I can no longer afford to consider myself a neutral party on this matter. Until GamerGate experiences a radical paradigm shift that eliminates the toxic elements (and not just in harmful behaviors but in harmful IDEOLOGY), then I cannot give support it.

Please note that I am not condemning the INDIVIDUALS in this movement or saying that ALL of it is bad. On the contrary, I've met two very nice and reasonable people in it: @LadyFuzztail and @SdoctmdPlays, and although I disagree with their specific stance on GamerGate I do consider them to be respectable individuals with admirable views on equality.

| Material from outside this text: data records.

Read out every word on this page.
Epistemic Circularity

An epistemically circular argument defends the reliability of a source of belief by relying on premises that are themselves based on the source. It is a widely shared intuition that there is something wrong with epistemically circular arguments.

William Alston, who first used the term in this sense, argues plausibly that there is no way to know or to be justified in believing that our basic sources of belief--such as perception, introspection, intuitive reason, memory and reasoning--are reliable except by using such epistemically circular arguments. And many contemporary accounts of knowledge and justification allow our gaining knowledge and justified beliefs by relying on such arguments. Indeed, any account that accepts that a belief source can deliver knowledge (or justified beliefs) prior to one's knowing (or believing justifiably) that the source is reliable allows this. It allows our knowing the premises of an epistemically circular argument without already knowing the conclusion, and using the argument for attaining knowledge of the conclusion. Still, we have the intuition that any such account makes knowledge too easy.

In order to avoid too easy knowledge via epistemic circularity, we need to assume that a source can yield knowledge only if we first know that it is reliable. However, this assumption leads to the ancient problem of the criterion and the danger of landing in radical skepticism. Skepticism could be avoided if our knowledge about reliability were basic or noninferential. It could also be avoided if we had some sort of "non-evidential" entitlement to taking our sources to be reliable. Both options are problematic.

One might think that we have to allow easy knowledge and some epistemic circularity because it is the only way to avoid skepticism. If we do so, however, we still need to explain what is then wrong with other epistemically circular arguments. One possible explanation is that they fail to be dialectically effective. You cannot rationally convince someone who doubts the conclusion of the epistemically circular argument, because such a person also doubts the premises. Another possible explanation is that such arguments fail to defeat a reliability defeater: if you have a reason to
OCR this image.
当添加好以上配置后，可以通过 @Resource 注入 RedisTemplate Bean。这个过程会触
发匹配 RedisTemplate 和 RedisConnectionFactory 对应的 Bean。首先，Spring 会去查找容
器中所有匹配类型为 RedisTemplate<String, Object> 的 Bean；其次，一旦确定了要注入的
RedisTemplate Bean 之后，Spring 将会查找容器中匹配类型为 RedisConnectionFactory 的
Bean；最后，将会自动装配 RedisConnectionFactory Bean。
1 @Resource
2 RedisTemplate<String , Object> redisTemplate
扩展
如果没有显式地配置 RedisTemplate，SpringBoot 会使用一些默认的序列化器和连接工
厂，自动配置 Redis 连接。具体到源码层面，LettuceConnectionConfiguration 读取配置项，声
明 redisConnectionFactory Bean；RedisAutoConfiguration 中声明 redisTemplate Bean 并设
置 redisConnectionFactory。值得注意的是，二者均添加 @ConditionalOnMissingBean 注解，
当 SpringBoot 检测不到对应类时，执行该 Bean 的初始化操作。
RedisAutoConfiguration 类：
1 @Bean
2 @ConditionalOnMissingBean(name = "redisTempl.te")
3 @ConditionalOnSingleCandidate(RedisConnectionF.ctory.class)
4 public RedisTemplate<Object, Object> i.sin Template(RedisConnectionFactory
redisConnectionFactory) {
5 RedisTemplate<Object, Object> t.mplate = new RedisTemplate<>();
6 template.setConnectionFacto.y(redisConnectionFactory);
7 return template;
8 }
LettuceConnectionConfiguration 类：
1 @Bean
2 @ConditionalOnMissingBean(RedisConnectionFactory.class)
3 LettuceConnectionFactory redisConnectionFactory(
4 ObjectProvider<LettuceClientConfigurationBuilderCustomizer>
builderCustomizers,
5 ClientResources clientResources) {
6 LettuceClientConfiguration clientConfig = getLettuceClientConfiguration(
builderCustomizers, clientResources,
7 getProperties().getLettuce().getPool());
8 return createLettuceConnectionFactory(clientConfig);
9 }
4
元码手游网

But I do not support the COLLECTIVE identity of GamerGate because it is tainted by an anti-feminist view that implicitly favors the status quo of victim-blaming, abuse, and "guilty until proven innocent" for women. It is a movement that is actively sabotaging its own legitimacy by allowing individuals with toxic anti-equality to become the most prominent voices while the reasonable voices such as @LadyFuzztail and @SdoctmdPlays are either drowned out or refuse to speak out.

And unless GamerGate fixes those issues and fixes them SOON, then the movement is destined to crash and burn.